Why not? Because whoever stuck ‘Go Vegetarian’ into the list hasn’t got a clue what they’re actually talking about. Maybe there’s not enough iron in their diet?

They’ve even got the famous AFL footy coach, Ron Barassi, as the ambassador. Ron aren’t footballs made out of leather? (Or do we just take the hide off and leave the meat for the crows?)

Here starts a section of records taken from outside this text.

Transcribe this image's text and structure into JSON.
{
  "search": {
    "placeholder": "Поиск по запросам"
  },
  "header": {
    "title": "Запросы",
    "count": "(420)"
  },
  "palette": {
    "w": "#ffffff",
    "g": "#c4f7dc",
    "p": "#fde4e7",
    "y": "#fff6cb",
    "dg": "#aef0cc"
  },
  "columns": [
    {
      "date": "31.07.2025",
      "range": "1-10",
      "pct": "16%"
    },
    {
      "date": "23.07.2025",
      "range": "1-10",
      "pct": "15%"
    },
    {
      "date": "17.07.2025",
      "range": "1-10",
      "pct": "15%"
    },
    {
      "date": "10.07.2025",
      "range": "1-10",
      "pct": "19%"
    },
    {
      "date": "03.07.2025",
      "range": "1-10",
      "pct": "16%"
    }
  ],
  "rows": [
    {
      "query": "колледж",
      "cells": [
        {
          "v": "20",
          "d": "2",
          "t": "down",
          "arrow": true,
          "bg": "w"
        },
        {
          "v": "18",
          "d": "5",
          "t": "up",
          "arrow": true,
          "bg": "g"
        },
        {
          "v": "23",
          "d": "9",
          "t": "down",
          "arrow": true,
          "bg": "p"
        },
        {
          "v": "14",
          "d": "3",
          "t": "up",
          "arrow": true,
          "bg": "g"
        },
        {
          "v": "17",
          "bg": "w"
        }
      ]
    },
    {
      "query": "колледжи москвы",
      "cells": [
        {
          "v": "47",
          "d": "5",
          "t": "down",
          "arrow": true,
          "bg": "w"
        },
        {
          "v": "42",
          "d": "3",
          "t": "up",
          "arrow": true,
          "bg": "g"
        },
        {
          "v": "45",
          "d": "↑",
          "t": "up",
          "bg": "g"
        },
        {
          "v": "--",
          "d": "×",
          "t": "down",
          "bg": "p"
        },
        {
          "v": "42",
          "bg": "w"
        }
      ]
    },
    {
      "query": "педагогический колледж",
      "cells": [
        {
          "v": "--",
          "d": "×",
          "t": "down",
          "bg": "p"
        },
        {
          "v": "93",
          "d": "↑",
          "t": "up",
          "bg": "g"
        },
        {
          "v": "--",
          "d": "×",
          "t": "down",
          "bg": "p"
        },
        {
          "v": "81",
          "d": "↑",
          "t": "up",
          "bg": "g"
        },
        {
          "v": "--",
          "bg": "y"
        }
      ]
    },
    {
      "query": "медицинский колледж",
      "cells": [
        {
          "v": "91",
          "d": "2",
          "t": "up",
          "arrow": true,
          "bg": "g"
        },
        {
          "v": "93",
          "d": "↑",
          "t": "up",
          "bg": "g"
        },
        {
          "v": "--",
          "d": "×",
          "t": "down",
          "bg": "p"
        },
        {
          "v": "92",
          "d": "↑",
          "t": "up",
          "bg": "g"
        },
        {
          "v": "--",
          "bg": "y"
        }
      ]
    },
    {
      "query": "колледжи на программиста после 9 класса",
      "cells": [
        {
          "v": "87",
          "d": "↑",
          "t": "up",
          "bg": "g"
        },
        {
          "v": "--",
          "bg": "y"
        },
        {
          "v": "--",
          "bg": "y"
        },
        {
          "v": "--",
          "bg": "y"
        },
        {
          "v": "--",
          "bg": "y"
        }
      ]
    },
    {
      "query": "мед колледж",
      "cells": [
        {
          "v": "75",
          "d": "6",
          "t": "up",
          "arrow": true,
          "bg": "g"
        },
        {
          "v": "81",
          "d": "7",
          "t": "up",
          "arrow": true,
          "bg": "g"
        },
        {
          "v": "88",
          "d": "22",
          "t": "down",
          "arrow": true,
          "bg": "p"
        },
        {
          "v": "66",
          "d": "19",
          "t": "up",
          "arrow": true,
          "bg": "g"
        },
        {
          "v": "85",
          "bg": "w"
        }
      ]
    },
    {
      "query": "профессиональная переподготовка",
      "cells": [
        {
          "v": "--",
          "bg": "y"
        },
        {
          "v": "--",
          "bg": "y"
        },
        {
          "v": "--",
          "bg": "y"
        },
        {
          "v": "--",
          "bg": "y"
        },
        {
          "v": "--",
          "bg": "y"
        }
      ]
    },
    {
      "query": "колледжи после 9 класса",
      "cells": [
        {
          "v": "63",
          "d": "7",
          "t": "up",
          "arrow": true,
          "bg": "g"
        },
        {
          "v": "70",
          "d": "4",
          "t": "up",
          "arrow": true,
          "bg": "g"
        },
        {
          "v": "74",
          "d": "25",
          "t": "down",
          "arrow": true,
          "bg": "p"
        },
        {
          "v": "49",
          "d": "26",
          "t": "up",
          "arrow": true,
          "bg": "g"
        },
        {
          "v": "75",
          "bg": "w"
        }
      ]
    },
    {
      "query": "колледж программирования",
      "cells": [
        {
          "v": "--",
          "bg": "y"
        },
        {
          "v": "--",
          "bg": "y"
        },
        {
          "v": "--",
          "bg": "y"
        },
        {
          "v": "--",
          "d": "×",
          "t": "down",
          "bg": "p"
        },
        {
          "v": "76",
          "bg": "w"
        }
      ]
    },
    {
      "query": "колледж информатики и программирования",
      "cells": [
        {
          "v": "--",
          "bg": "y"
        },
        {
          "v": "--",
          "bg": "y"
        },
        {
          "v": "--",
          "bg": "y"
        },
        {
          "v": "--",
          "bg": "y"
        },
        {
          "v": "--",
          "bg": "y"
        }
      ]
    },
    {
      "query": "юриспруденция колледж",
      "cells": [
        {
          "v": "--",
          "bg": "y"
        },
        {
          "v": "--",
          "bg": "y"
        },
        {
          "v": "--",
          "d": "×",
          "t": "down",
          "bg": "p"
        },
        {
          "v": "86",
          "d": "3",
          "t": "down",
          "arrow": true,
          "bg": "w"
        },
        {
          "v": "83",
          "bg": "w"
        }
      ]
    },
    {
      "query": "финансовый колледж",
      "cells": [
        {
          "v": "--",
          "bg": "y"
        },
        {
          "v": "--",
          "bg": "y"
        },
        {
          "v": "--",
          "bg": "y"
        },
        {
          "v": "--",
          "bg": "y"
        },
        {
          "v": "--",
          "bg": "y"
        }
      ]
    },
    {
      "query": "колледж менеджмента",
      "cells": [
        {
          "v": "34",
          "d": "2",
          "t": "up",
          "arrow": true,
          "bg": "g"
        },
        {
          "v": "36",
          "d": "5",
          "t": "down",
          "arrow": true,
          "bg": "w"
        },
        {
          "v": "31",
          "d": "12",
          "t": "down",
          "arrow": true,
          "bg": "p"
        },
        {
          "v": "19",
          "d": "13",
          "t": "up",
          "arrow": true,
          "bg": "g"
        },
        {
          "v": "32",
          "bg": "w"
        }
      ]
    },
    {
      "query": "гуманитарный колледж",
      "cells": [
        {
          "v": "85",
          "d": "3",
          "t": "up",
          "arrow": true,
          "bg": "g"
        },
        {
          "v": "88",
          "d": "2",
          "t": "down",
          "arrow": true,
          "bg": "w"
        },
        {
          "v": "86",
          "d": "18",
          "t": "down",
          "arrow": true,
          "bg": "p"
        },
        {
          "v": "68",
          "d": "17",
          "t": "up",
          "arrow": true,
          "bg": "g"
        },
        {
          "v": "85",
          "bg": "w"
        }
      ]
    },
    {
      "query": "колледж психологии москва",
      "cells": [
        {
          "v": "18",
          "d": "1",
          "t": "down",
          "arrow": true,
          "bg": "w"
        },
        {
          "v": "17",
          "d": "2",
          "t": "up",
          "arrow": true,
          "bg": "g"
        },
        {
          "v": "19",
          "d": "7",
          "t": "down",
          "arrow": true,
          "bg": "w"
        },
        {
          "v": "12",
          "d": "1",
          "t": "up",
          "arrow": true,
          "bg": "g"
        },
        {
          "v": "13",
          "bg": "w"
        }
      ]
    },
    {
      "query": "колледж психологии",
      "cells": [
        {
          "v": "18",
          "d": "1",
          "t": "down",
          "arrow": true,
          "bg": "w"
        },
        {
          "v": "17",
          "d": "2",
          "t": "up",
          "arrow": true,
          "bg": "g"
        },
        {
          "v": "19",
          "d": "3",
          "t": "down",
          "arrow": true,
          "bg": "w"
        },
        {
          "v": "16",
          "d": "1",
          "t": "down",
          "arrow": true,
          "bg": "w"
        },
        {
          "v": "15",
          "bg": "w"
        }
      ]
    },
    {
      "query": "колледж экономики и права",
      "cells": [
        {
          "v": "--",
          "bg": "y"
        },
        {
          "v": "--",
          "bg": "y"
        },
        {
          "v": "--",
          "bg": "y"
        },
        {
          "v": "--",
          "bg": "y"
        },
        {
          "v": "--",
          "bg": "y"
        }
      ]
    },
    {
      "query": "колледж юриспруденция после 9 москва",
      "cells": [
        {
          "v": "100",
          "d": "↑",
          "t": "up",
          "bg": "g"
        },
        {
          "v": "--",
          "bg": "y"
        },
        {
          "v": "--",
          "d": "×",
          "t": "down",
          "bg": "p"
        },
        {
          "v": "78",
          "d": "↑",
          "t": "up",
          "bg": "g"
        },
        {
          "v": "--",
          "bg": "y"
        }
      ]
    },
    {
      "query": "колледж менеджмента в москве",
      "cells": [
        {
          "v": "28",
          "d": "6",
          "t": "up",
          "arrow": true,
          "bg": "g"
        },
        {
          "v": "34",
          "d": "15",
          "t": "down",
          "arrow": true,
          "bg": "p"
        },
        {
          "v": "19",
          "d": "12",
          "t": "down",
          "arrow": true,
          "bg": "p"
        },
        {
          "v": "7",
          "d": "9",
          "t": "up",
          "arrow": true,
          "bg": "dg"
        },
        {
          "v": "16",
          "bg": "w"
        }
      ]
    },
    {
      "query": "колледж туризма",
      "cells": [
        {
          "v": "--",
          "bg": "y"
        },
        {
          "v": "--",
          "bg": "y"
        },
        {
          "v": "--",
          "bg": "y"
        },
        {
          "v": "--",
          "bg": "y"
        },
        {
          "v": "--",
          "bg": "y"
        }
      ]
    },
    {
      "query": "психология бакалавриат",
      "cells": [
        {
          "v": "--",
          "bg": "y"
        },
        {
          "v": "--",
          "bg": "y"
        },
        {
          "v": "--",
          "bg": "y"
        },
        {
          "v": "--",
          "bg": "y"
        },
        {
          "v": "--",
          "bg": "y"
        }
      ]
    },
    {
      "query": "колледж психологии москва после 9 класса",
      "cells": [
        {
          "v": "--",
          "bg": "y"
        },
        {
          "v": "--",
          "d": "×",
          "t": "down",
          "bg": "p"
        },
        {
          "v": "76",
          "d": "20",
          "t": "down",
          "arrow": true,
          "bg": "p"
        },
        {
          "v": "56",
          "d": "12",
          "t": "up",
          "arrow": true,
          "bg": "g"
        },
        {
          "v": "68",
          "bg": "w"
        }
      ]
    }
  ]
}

After a bit of digging around it became apparent that Just Jeans empire heir, photographer, Al Gore-disciple and Melbourne resident Jason Kimberley is behind ‘Cool Australia’. No doubt his heart is in the right place, but like so many fashionable band-wagon jumpers, the big picture is not properly understood and there’s a classic one-eyed simplistic zeal about it. Exhortations to ‘eat food that comes from within 200 kilometres of home’ is typical. The stated reasons why are ‘Carbon emission reduction – reduced emissions in getting food to you’ and ‘Social – supporting local businesses’ (well I guess the residents of the Barkly Homestead (maybe as many as 10 people, in the peak tourist season) had better get busy eating those several hundred thousand cows poking around the paddocks just to the north of them). Bananas can be grown in Melbourne but they’ll require a very high level of inputs compared to those grown in their natural environment, such as hot and humid north Queensland. So exhorting people to buy food grown within 200km, regardless of what it is and how it was grown, will encourage environmentally unfriendly production and huge inefficiencies. To maximise environmental sustainability, food is ideally produced in the particular environment in which it is naturally suited – production efficiency gains far outweigh energy used in transportation. So cattle are grazed in remote areas on native pastures, and horticultural crops are grown in relatively well-watered and fertile soils along the central and southern coastline. If Jason Kimberley was serious about improving environmental sustainability by eating locally, one of the most vital and absolutely urgent things to lobby for is a cessation of all building (residential and commercial) on the fertile land immediately surrounding our cities, in particular the most populous one, Sydney. A Sydney Morning Herald article sums up this agricultural urban sprawl nightmare. But, as is typical, it’s easier to tell people to turn their lights off and buy compost bins.

It’s not apparent where exactly the money raised from the ‘enviroweek’ charity will be going.